The Clean Air Act does not explicitly direct the E.P.A. to regulate carbon dioxide — rather, it more broadly asks the agency to regulate pollutants that “endanger human health.” In 2007, the Supreme Court ordered the E.P.A. to determine whether carbon dioxide fit that description, and in 2009, the agency concluded that it did.
That conclusion meant carbon dioxide could be legally defined as a pollutant, and prompted the Clean Air Act requirement that the E.P.A. regulate its emissions, which are chiefly produced by gasoline-powered vehicles and coal and gas-fired power plants.
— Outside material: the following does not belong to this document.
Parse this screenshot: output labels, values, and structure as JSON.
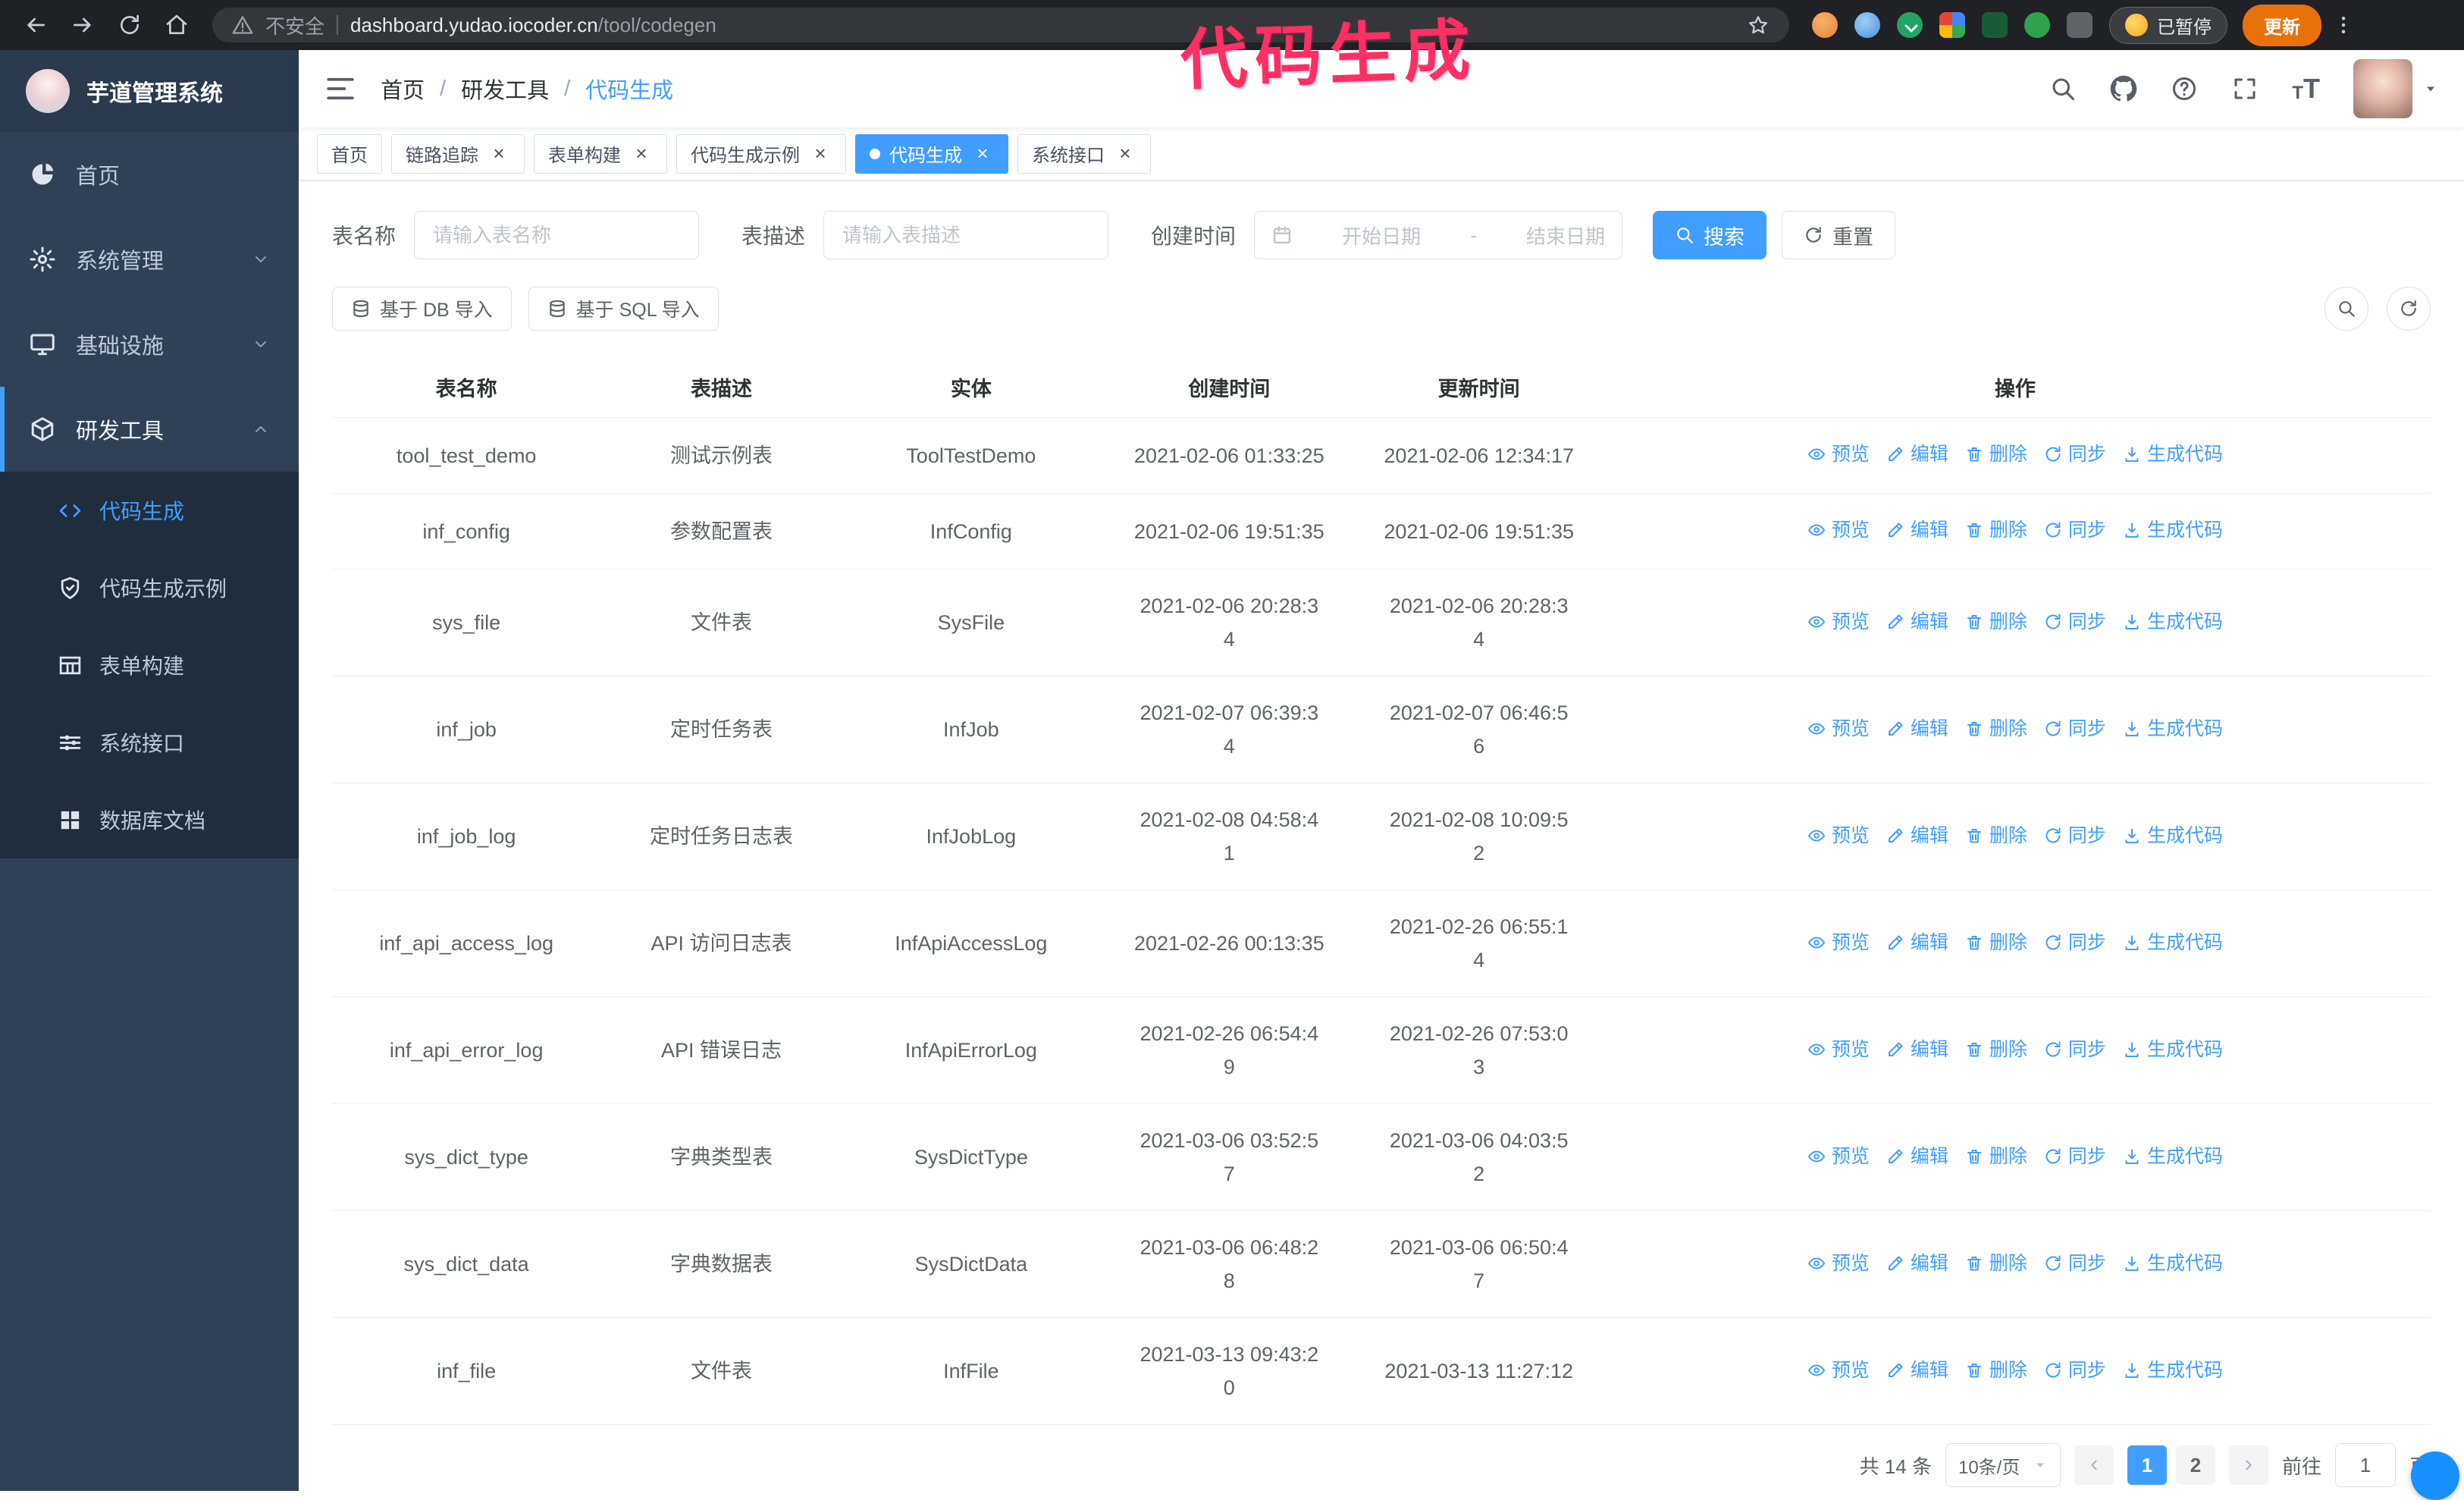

President Barack Obama, after unsuccessfully trying to enact a climate change law through Congress, turned to the Clean Air Act, using it to release major regulations on vehicle and power plant pollution. The controversial rules were intended to transform the nation’s economy — shifting Americans from gasoline-powered cars to electric vehicles and from coal and gas-fired power plants to wind and solar-powered electricity.
President Donald J. Trump rolled back those measures, but Mr. Biden wants to reinstate and expand them.
A series of recent legal cases are aimed at sharply limiting the authority of the E.P.A. to use the Clean Air Act to enact such rules. While those cases, for now, would not stop the E.P.A. from regulating carbon dioxide, they could sharply restrict how far the agency could go in using that authority.
Instead of sweeping rules that would essentially end the use of coal-fired power plants and gasoline-powered cars, the administration could use the law to justify modest regulations that would slightly reduce pollution — but would not force the economic transformation that scientists say is necessary to fight climate change.
For that, Congress would need to pass a new law.